Dünyayı “değişken ve bölünmüş” olarak nitelendiren Burns, uluslararası arenada “riskten korunan orta”nın ağırlığının arttığını vurguladı. “Demokrasiler ve otokrasilerin, gelişmiş ekonomiler ve gelişmekte olanların ve küresel Güney’deki ülkelerin” seçeneklerini en üst düzeye çıkarmak için ilişkilerini çeşitlendirmeye çalıştıklarını vurgulayan Burns, “ABD ya da Çin ile tek eşli jeopolitik ilişkilere bağlı kalmanın çok az faydasını ve çok fazla riskini görüyorlar” diye yazdı. Burns, “Daha fazla ülkenin ‘açık’ bir jeopolitik ilişki statüsüne (ya da en azından “karmaşık” bir ilişki statüsüne) yönelmesi, Çin ile ilişkilerini geliştirirken bazı konularda ABD’nin izinden gitmesi muhtemeldir” dedi.

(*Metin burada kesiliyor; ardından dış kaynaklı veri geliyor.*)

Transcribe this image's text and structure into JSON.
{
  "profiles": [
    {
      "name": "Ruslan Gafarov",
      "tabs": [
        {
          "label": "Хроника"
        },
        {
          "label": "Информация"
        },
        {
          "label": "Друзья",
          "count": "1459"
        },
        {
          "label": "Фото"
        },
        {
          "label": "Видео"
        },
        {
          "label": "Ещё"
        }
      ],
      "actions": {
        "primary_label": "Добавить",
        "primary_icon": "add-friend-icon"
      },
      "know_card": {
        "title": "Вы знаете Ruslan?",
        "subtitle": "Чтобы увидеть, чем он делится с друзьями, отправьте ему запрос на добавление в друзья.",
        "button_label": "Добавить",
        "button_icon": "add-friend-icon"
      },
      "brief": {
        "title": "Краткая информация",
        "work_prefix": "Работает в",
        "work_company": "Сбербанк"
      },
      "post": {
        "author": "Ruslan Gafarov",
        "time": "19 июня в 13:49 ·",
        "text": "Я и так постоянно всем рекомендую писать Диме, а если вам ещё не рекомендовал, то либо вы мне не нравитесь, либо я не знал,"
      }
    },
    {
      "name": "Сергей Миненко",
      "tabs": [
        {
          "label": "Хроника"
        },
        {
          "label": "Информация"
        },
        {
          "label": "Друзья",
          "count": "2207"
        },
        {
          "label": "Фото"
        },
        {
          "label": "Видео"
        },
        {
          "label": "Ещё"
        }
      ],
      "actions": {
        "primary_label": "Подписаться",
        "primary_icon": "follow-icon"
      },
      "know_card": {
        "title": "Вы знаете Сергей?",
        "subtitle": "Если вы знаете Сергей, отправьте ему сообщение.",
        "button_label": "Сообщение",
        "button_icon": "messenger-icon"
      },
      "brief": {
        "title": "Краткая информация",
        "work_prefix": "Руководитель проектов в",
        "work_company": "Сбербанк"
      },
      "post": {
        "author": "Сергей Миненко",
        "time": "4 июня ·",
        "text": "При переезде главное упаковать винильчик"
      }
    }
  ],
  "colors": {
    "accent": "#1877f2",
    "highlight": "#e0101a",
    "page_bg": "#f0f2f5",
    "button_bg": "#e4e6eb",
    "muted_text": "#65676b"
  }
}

CIA Direktörü, “Washington, tarihsel olarak büyük güçler arasındaki çatışmaları tetiklemeye yardımcı olan ve sayıları giderek artan orta güçler arasındaki rekabete dikkat etmelidir” uyarısında bulundu.
Çin ile rekabetin ABD için büyük öncelik olmaya devam edeceğini yazan Burns, bunun Washington’ın diğer zorluklardan kaçabileceği anlamına gelmediğini ifade etti.
Ortadoğu: “Bu kadar karmaşık ve patlamaya hazır bir bölge çok az gördüm”
Son 40 yılının büyük bölümünü Ortadoğu’da ya da Ortadoğu üzerine çalışarak geçirdiğini yazan CIA Direktörü, bölgedeki son duruma ilişkin “Bu kadar karışık ya da patlamaya hazır bir bölge çok az gördüm” değerlendirmesinde bulundu.
Mevcut tabloda “krizden çıkmak” için “İsrail’in güvenliğinin yanı sıra Filistin devletini de güvence altına alan ve Suudi Arabistan ve diğer Arap ülkeleriyle normalleşme için tarihi fırsatlardan yararlanan kalıcı bir barış umudunu yeniden canlandırmak” olasılıklarını değerlendirmek gerektiğini söyleyen Burns, “güvenliğin anahtarı”nın İran ile “başa çıkmak” olduğunu yazdı.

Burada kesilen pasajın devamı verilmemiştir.